If the patient does not have a living donor and a deceased donor HCV+ kidney is used, then treatment is after transplant. Transplant with HCV+ kidneys is encouraged by KDIGO due to the excellent outcomes with these organs. Treatment for HCV+ should occur as soon as possible post-transplant with DAA therapy. However, due to the more frequent relapse rate, treatment should be for the full 12 weeks no matter which protocol is used.3

KDIGO’s new guidelines for the treatment of CKD patients place a special emphasis on the kidney transplant patient. As more and more of our patients are transplanted with HCV+ organs, experience with DAA regimens has shown them to be a safe and effective treatment in all stages of CKD. Dialysis is a bridge to transplant for patients able to qualify and tolerate transplant surgery. Survival on dialysis is limited and survival with a transplant is statistically much better. HCV+ organs will allow better long-term survival in kidney failure patients and the use of these organs is encouraged by the entire nephrology community.

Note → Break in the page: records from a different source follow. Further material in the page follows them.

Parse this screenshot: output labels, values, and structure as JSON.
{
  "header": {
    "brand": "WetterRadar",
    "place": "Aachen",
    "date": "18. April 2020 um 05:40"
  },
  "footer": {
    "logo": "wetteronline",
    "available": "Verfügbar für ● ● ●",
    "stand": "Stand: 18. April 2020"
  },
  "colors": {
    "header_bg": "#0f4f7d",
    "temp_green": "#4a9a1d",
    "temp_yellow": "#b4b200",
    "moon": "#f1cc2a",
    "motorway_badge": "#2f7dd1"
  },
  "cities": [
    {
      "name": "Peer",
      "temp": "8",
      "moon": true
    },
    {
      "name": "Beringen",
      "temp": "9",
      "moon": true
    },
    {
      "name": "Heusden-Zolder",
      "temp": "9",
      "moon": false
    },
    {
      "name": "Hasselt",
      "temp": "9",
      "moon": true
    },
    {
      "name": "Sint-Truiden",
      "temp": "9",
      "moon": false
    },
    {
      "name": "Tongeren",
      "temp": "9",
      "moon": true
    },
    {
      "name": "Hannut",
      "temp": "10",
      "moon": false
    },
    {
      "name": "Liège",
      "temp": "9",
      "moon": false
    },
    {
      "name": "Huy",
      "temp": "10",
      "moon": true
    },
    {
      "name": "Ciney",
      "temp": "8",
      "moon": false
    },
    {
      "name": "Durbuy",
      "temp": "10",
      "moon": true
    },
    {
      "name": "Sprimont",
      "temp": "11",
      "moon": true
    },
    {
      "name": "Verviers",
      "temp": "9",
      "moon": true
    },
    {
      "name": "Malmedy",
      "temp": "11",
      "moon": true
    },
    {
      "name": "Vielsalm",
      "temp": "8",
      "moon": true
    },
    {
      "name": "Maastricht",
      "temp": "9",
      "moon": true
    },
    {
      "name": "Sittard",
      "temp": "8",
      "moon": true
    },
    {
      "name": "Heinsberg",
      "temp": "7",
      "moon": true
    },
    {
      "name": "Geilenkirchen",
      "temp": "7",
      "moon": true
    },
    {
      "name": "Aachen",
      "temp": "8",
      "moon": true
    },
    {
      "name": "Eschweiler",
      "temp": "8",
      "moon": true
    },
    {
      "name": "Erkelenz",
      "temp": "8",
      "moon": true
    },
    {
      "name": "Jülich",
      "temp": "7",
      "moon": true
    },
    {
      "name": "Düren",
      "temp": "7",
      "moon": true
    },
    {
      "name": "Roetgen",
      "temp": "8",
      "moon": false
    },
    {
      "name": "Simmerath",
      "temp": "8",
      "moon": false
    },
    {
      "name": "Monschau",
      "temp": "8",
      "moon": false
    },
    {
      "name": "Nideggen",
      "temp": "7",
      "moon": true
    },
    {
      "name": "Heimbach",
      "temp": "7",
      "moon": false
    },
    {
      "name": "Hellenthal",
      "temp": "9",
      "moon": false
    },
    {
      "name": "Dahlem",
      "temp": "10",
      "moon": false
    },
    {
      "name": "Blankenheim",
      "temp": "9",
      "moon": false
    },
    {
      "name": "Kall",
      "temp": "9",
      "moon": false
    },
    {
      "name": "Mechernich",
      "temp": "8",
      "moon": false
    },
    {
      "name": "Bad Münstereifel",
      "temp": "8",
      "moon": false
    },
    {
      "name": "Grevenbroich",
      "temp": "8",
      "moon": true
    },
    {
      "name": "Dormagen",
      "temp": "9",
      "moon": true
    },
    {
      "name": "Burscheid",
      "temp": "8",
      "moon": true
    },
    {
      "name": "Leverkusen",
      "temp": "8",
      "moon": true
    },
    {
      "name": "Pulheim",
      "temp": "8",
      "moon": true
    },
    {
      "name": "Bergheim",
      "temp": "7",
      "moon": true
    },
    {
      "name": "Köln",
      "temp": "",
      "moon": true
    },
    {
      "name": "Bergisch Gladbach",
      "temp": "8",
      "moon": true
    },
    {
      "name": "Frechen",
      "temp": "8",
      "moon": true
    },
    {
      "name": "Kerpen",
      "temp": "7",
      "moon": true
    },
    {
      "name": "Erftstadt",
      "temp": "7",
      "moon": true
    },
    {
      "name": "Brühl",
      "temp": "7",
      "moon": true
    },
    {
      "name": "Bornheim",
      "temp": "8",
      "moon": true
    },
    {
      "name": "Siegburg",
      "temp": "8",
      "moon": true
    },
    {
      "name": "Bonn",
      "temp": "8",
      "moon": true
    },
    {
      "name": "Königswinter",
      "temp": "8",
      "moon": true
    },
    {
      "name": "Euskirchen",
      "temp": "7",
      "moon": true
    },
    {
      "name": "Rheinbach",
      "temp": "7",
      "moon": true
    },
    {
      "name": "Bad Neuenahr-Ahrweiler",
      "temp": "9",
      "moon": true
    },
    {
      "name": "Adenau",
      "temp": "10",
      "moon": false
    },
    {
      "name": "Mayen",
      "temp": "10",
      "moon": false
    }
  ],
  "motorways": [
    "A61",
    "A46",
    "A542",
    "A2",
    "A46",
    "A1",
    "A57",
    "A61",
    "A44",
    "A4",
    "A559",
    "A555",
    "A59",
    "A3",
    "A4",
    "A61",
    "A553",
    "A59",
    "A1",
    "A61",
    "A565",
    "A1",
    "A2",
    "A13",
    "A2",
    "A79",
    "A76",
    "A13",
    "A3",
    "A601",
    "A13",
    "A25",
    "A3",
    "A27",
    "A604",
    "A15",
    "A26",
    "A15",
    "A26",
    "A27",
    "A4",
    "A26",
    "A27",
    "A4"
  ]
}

  1. Kidney Disease: Improving Global Outcomes (KDIGO). KDIGO clinical practice guidelines for the prevention, diagnosis, evaluation, and treatment of hepatitis C in chronic kidney disease. Kidney Int Suppl. 2008 Apr;(109):S1-99.
  2. Gordon CE, Balk EM, Francis JM. Summary of the 2018 Kidney Disease Improving Global Outcomes (KDIGO) Guideline on hepatitis C in chronic kidney disease. Semin Dial. 2019 Mar;32(2):187-195.
  3. Kidney Disease: Improving Global Outcomes (KDIGO) Hepatitis C Work Group. KDIGO 2022 Clinical Practice Guideline for the Prevention, Diagnosis, Evaluation, and Treatment of Hepatitis C in Chronic Kidney Disease. Kidney Int. 2022;102(6S):S129–S205.